Richard S, Resche F, Vermesse B, Fendler J P, Francillard M, Laroche F, Luton J P, Méry J P, Proye C, Redondo A
EPHE, hôpital de la Pitié-Salpêtrière, Paris.
Arch Mal Coeur Vaiss. 1992 Aug;85(8):1153-6.
Von Hippel-Lindau (VHL) disorder is an autosomal dominant disease characterized by the almost constant development of hemangioblastomas in the central nervous system (cerebellum, spinal cord and retina). In addition, various types of tumors including renal cell carcinomas, pancreatic cysts and pheochromocytomas are frequently observed in VHL gene carriers. Linkage of the VHL locus to the RAF-1 oncogene on the short arm of chromosome 3 (3p25-26) has been recently reported. Pheochromocytoma is of particular interest because of the risk of inaugural malignant hypertensive crisis but especially because of a great degree of interfamily variability (from 0 to 92% of affected members in previously reported large kindreds). We have studied a French series of 25 pheochromocytoma (11 males, 14 females) in VHL affected patients. Twenty pheochromocytoma (80%) occurred in a familial context, whereas 5 (20%) were consistent with "apparent sporadic cases". The mean age at pheochromocytoma diagnosis was 27 years (5-55 years). Bilateral tumours have been documented in 13 cases (52%). The prevalence of pheochromocytoma revealing VHL was 14 out 25 (56%).
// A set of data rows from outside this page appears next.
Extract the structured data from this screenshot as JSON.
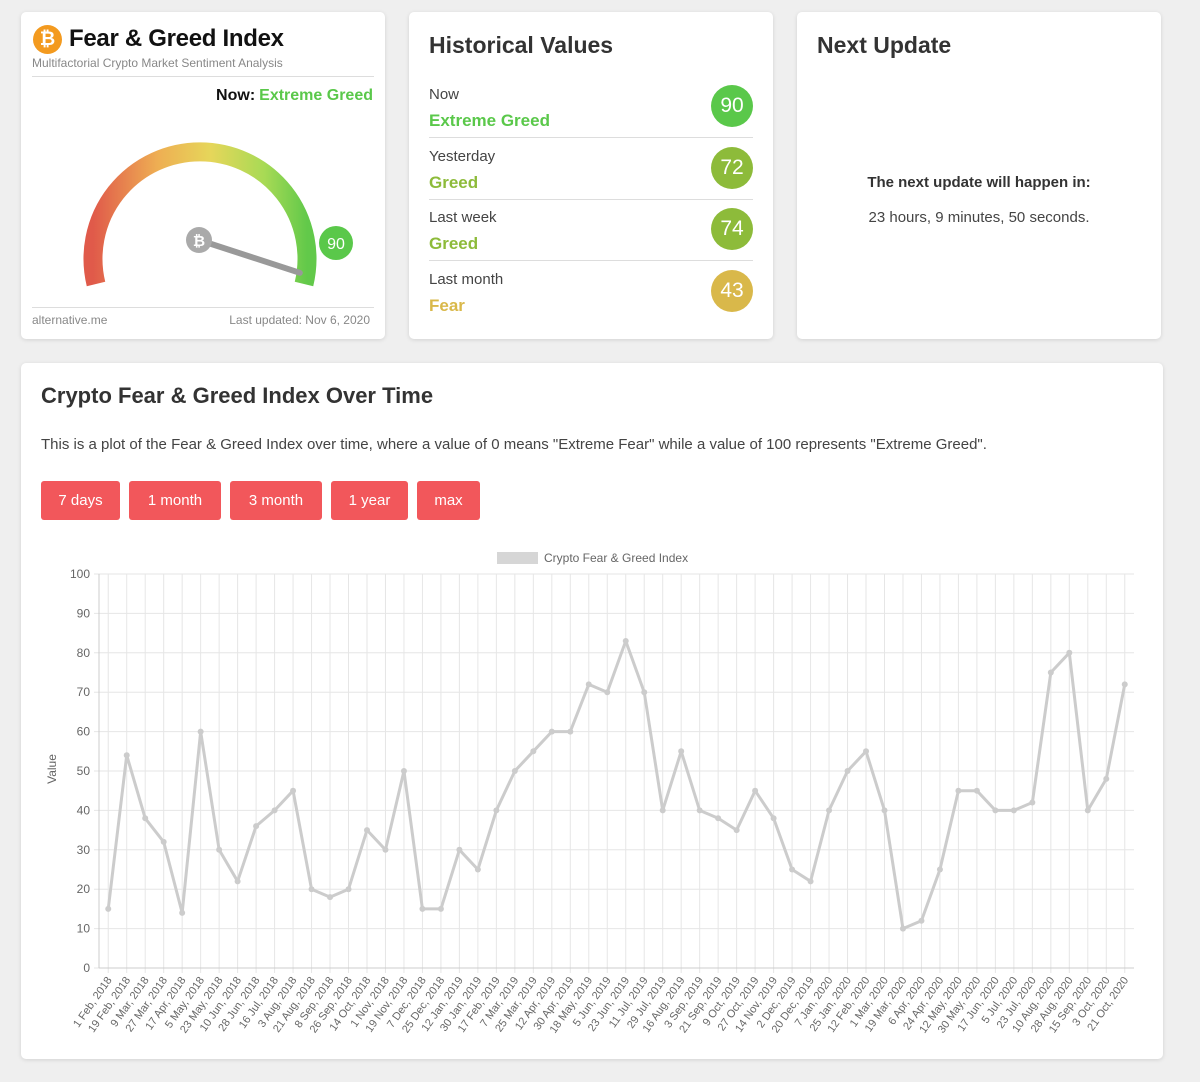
{
  "gauge_card": {
    "title": "Fear & Greed Index",
    "subtitle": "Multifactorial Crypto Market Sentiment Analysis",
    "logo_glyph": "₿",
    "now_label": "Now:",
    "now_value": "Extreme Greed",
    "value": 90,
    "value_text": "90",
    "footer_left": "alternative.me",
    "footer_right": "Last updated: Nov 6, 2020",
    "accent_color": "#5ac84a"
  },
  "historical": {
    "title": "Historical Values",
    "rows": [
      {
        "label": "Now",
        "classification": "Extreme Greed",
        "value": "90",
        "color": "#5ac84a"
      },
      {
        "label": "Yesterday",
        "classification": "Greed",
        "value": "72",
        "color": "#8dbb3a"
      },
      {
        "label": "Last week",
        "classification": "Greed",
        "value": "74",
        "color": "#8dbb3a"
      },
      {
        "label": "Last month",
        "classification": "Fear",
        "value": "43",
        "color": "#d9b84a"
      }
    ]
  },
  "next_update": {
    "title": "Next Update",
    "label": "The next update will happen in:",
    "time": "23 hours, 9 minutes, 50 seconds."
  },
  "chart_section": {
    "title": "Crypto Fear & Greed Index Over Time",
    "description": "This is a plot of the Fear & Greed Index over time, where a value of 0 means \"Extreme Fear\" while a value of 100 represents \"Extreme Greed\".",
    "buttons": [
      "7 days",
      "1 month",
      "3 month",
      "1 year",
      "max"
    ],
    "button_color": "#f2575b"
  },
  "chart_data": {
    "type": "line",
    "ylabel": "Value",
    "ylim": [
      0,
      100
    ],
    "yticks": [
      0,
      10,
      20,
      30,
      40,
      50,
      60,
      70,
      80,
      90,
      100
    ],
    "grid": true,
    "legend_position": "top",
    "line_color": "#cccccc",
    "x": [
      "1 Feb, 2018",
      "19 Feb, 2018",
      "9 Mar, 2018",
      "27 Mar, 2018",
      "17 Apr, 2018",
      "5 May, 2018",
      "23 May, 2018",
      "10 Jun, 2018",
      "28 Jun, 2018",
      "16 Jul, 2018",
      "3 Aug, 2018",
      "21 Aug, 2018",
      "8 Sep, 2018",
      "26 Sep, 2018",
      "14 Oct, 2018",
      "1 Nov, 2018",
      "19 Nov, 2018",
      "7 Dec, 2018",
      "25 Dec, 2018",
      "12 Jan, 2019",
      "30 Jan, 2019",
      "17 Feb, 2019",
      "7 Mar, 2019",
      "25 Mar, 2019",
      "12 Apr, 2019",
      "30 Apr, 2019",
      "18 May, 2019",
      "5 Jun, 2019",
      "23 Jun, 2019",
      "11 Jul, 2019",
      "29 Jul, 2019",
      "16 Aug, 2019",
      "3 Sep, 2019",
      "21 Sep, 2019",
      "9 Oct, 2019",
      "27 Oct, 2019",
      "14 Nov, 2019",
      "2 Dec, 2019",
      "20 Dec, 2019",
      "7 Jan, 2020",
      "25 Jan, 2020",
      "12 Feb, 2020",
      "1 Mar, 2020",
      "19 Mar, 2020",
      "6 Apr, 2020",
      "24 Apr, 2020",
      "12 May, 2020",
      "30 May, 2020",
      "17 Jun, 2020",
      "5 Jul, 2020",
      "23 Jul, 2020",
      "10 Aug, 2020",
      "28 Aug, 2020",
      "15 Sep, 2020",
      "3 Oct, 2020",
      "21 Oct, 2020"
    ],
    "series": [
      {
        "name": "Crypto Fear & Greed Index",
        "values": [
          15,
          54,
          38,
          32,
          14,
          60,
          30,
          22,
          36,
          40,
          45,
          20,
          18,
          20,
          35,
          30,
          50,
          15,
          15,
          30,
          25,
          40,
          50,
          55,
          60,
          60,
          72,
          70,
          83,
          70,
          40,
          55,
          40,
          38,
          35,
          45,
          38,
          25,
          22,
          40,
          50,
          55,
          40,
          10,
          12,
          25,
          45,
          45,
          40,
          40,
          42,
          75,
          80,
          40,
          48,
          72
        ]
      }
    ]
  }
}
In these cases, VHL diagnosis was considered up to 25 years later. In 6 cases (2 deceased) pheochromocytoma was the only manifestation of VHL. Thus, search for VHL must be systematic in the presence of pheochromocytoma, in the interest of the patients themselves and of potential at-risk family members (prevention of hypertensive crisis linked to latent tumours). Basic check-up (neurological and somatic examination, ophthalmoscopy, familial inquiry) may be completed with cerebral CT scan or MRI and abdominal ultrasonography followed, if positive or doubtful, by abdominal MRI or selective angiography.
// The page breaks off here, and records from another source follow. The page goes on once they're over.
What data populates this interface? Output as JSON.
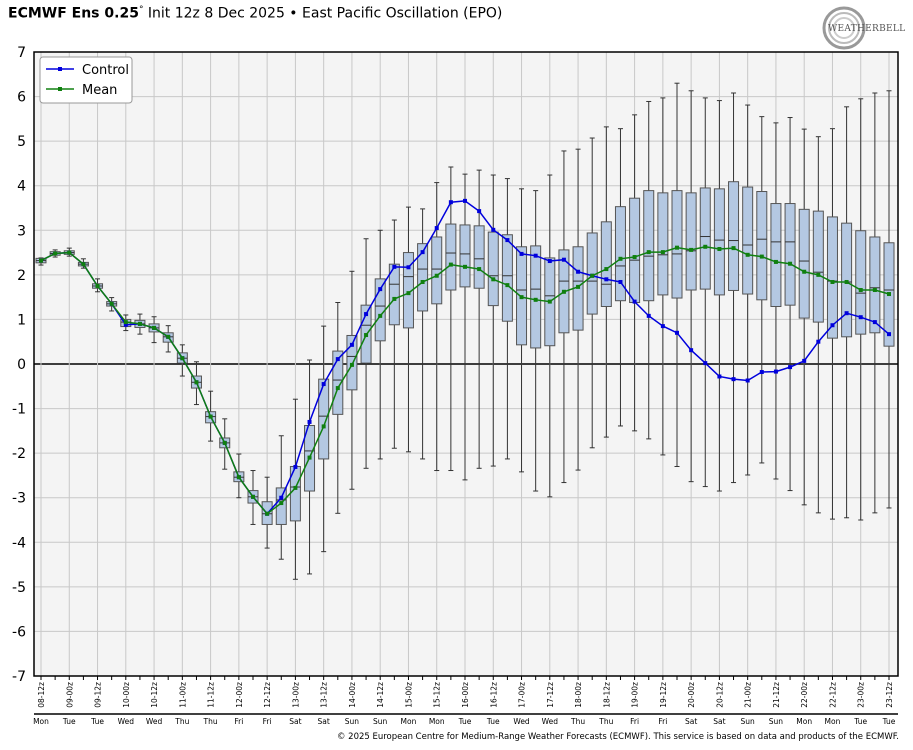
{
  "header": {
    "title_bold": "ECMWF Ens 0.25",
    "title_degree": "°",
    "title_rest": " Init 12z 8 Dec 2025 • East Pacific Oscillation (EPO)",
    "logo_text": "WEATHERBELL"
  },
  "footer": "© 2025 European Centre for Medium-Range Weather Forecasts (ECMWF). This service is based on data and products of the ECMWF.",
  "colors": {
    "control": "#0000dd",
    "mean": "#108010",
    "box_fill": "#b4c8e2",
    "box_stroke": "#555555",
    "plot_bg": "#f4f4f4",
    "grid": "#c8c8c8"
  },
  "chart_data": {
    "type": "box",
    "title": "ECMWF Ens 0.25° Init 12z 8 Dec 2025 • East Pacific Oscillation (EPO)",
    "ylim": [
      -7,
      7
    ],
    "yticks": [
      -7,
      -6,
      -5,
      -4,
      -3,
      -2,
      -1,
      0,
      1,
      2,
      3,
      4,
      5,
      6,
      7
    ],
    "grid": true,
    "legend_position": "top-left",
    "legend": [
      "Control",
      "Mean"
    ],
    "time_step_hours": 6,
    "xtick_labels": [
      "08-12z",
      "09-00z",
      "09-12z",
      "10-00z",
      "10-12z",
      "11-00z",
      "11-12z",
      "12-00z",
      "12-12z",
      "13-00z",
      "13-12z",
      "14-00z",
      "14-12z",
      "15-00z",
      "15-12z",
      "16-00z",
      "16-12z",
      "17-00z",
      "17-12z",
      "18-00z",
      "18-12z",
      "19-00z",
      "19-12z",
      "20-00z",
      "20-12z",
      "21-00z",
      "21-12z",
      "22-00z",
      "22-12z",
      "23-00z",
      "23-12z"
    ],
    "day_labels": [
      "Mon",
      "Tue",
      "Tue",
      "Wed",
      "Wed",
      "Thu",
      "Thu",
      "Fri",
      "Fri",
      "Sat",
      "Sat",
      "Sun",
      "Sun",
      "Mon",
      "Mon",
      "Tue",
      "Tue",
      "Wed",
      "Wed",
      "Thu",
      "Thu",
      "Fri",
      "Fri",
      "Sat",
      "Sat",
      "Sun",
      "Sun",
      "Mon",
      "Mon",
      "Tue",
      "Tue"
    ],
    "series": [
      {
        "name": "Control",
        "values": [
          2.32,
          2.48,
          2.5,
          2.24,
          1.75,
          1.35,
          0.88,
          0.9,
          0.81,
          0.61,
          0.13,
          -0.41,
          -1.18,
          -1.77,
          -2.54,
          -2.98,
          -3.36,
          -3.0,
          -2.31,
          -1.3,
          -0.45,
          0.11,
          0.43,
          1.12,
          1.68,
          2.18,
          2.17,
          2.51,
          3.05,
          3.63,
          3.66,
          3.43,
          3.01,
          2.78,
          2.47,
          2.43,
          2.31,
          2.34,
          2.07,
          1.98,
          1.9,
          1.84,
          1.4,
          1.08,
          0.85,
          0.7,
          0.31,
          0.02,
          -0.28,
          -0.34,
          -0.37,
          -0.18,
          -0.17,
          -0.07,
          0.07,
          0.5,
          0.87,
          1.14,
          1.05,
          0.94,
          0.67
        ]
      },
      {
        "name": "Mean",
        "values": [
          2.32,
          2.48,
          2.5,
          2.24,
          1.75,
          1.35,
          0.94,
          0.9,
          0.81,
          0.61,
          0.13,
          -0.41,
          -1.18,
          -1.77,
          -2.54,
          -2.98,
          -3.36,
          -3.12,
          -2.78,
          -2.1,
          -1.4,
          -0.54,
          -0.02,
          0.65,
          1.08,
          1.46,
          1.59,
          1.84,
          1.98,
          2.23,
          2.18,
          2.13,
          1.9,
          1.77,
          1.5,
          1.44,
          1.4,
          1.62,
          1.73,
          1.98,
          2.13,
          2.36,
          2.4,
          2.51,
          2.51,
          2.61,
          2.56,
          2.63,
          2.58,
          2.6,
          2.45,
          2.41,
          2.29,
          2.25,
          2.07,
          2.0,
          1.84,
          1.84,
          1.66,
          1.66,
          1.57
        ]
      }
    ],
    "box": {
      "whisker_min": [
        2.22,
        2.4,
        2.42,
        2.15,
        1.62,
        1.19,
        0.75,
        0.67,
        0.48,
        0.27,
        -0.27,
        -0.91,
        -1.73,
        -2.36,
        -3.0,
        -3.6,
        -4.13,
        -4.38,
        -4.83,
        -4.71,
        -4.21,
        -3.35,
        -2.81,
        -2.34,
        -2.13,
        -1.89,
        -1.97,
        -2.13,
        -2.39,
        -2.39,
        -2.6,
        -2.34,
        -2.29,
        -2.13,
        -2.42,
        -2.85,
        -2.98,
        -2.66,
        -2.38,
        -1.88,
        -1.64,
        -1.39,
        -1.5,
        -1.68,
        -2.04,
        -2.3,
        -2.64,
        -2.75,
        -2.85,
        -2.66,
        -2.49,
        -2.22,
        -2.58,
        -2.84,
        -3.16,
        -3.34,
        -3.48,
        -3.45,
        -3.5,
        -3.34,
        -3.23
      ],
      "q1": [
        2.27,
        2.44,
        2.46,
        2.2,
        1.7,
        1.3,
        0.84,
        0.82,
        0.72,
        0.49,
        0.02,
        -0.54,
        -1.32,
        -1.88,
        -2.64,
        -3.12,
        -3.6,
        -3.6,
        -3.52,
        -2.85,
        -2.13,
        -1.13,
        -0.58,
        0.02,
        0.52,
        0.88,
        0.81,
        1.19,
        1.35,
        1.66,
        1.73,
        1.7,
        1.31,
        0.96,
        0.43,
        0.36,
        0.41,
        0.7,
        0.76,
        1.12,
        1.29,
        1.42,
        1.38,
        1.42,
        1.55,
        1.48,
        1.66,
        1.68,
        1.55,
        1.65,
        1.57,
        1.44,
        1.29,
        1.32,
        1.03,
        0.94,
        0.58,
        0.61,
        0.67,
        0.7,
        0.4
      ],
      "median": [
        2.32,
        2.48,
        2.5,
        2.24,
        1.75,
        1.35,
        0.94,
        0.9,
        0.81,
        0.61,
        0.13,
        -0.41,
        -1.18,
        -1.77,
        -2.54,
        -2.98,
        -3.36,
        -3.05,
        -2.76,
        -1.95,
        -1.17,
        -0.36,
        0.17,
        0.87,
        1.3,
        1.79,
        1.96,
        2.13,
        2.13,
        2.49,
        2.47,
        2.36,
        1.98,
        1.98,
        1.66,
        1.68,
        1.53,
        1.86,
        1.86,
        1.86,
        1.79,
        2.2,
        2.33,
        2.42,
        2.45,
        2.47,
        2.54,
        2.86,
        2.78,
        2.77,
        2.67,
        2.8,
        2.74,
        2.74,
        2.31,
        2.06,
        1.86,
        1.84,
        1.59,
        1.71,
        1.66
      ],
      "q3": [
        2.37,
        2.52,
        2.54,
        2.28,
        1.8,
        1.4,
        1.0,
        0.98,
        0.9,
        0.7,
        0.25,
        -0.27,
        -1.07,
        -1.66,
        -2.42,
        -2.84,
        -3.09,
        -2.78,
        -2.3,
        -1.38,
        -0.34,
        0.29,
        0.64,
        1.32,
        1.91,
        2.24,
        2.5,
        2.7,
        2.85,
        3.14,
        3.12,
        3.1,
        2.96,
        2.9,
        2.63,
        2.65,
        2.38,
        2.56,
        2.63,
        2.94,
        3.19,
        3.53,
        3.72,
        3.89,
        3.84,
        3.89,
        3.84,
        3.95,
        3.93,
        4.09,
        3.97,
        3.87,
        3.6,
        3.6,
        3.47,
        3.43,
        3.3,
        3.16,
        2.99,
        2.85,
        2.72
      ],
      "whisker_max": [
        2.38,
        2.56,
        2.6,
        2.36,
        1.91,
        1.49,
        1.1,
        1.12,
        1.06,
        0.86,
        0.43,
        0.05,
        -0.61,
        -1.23,
        -2.02,
        -2.39,
        -2.54,
        -1.61,
        -0.79,
        0.09,
        0.85,
        1.38,
        2.08,
        2.81,
        3.0,
        3.23,
        3.52,
        3.48,
        4.07,
        4.42,
        4.26,
        4.35,
        4.24,
        4.16,
        3.93,
        3.89,
        4.24,
        4.78,
        4.82,
        5.07,
        5.32,
        5.28,
        5.59,
        5.89,
        5.97,
        6.3,
        6.13,
        5.97,
        5.91,
        6.08,
        5.81,
        5.55,
        5.41,
        5.53,
        5.27,
        5.1,
        5.28,
        5.77,
        5.95,
        6.08,
        6.13
      ]
    }
  }
}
冯·希佩尔-林道(VHL)病是一种常染色体显性疾病,其特征是中枢神经系统(小脑、脊髓和视网膜)几乎总会发生血管母细胞瘤。此外,在VHL基因携带者中还经常观察到各种类型的肿瘤,包括肾细胞癌、胰腺囊肿和嗜铬细胞瘤。最近有报道称,VHL基因座与3号染色体短臂(3p25 - 26)上的RAF - 1癌基因存在连锁关系。嗜铬细胞瘤特别引人关注,这不仅是因为存在引发恶性高血压危象的风险,更重要的是其家族间变异性很大(在先前报道的大家族中,受影响成员的比例从0到92%不等)。我们研究了一组25例VHL病患者的法国嗜铬细胞瘤病例(11例男性,14例女性)。其中20例(80%)嗜铬细胞瘤发生在家族背景下,而5例(20%)符合“明显散发病例”。嗜铬细胞瘤诊断时的平均年龄为27岁(5 - 55岁)。有13例(52%)记录为双侧肿瘤。在25例中,有14例(56%)嗜铬细胞瘤是VHL病的首发表现。在这些病例中,VHL病的诊断在长达25年后才得以确定。在6例(2例已死亡)中,嗜铬细胞瘤是VHL病的唯一表现。因此,为了患者自身以及潜在的高危家庭成员(预防与潜伏肿瘤相关的高血压危象),在发现嗜铬细胞瘤时必须系统地筛查VHL病。基本检查(神经和体格检查、眼底检查、家族询问)可通过脑部CT扫描或MRI以及腹部超声检查来完善,如果检查结果呈阳性或可疑,则进一步进行腹部MRI或选择性血管造影检查。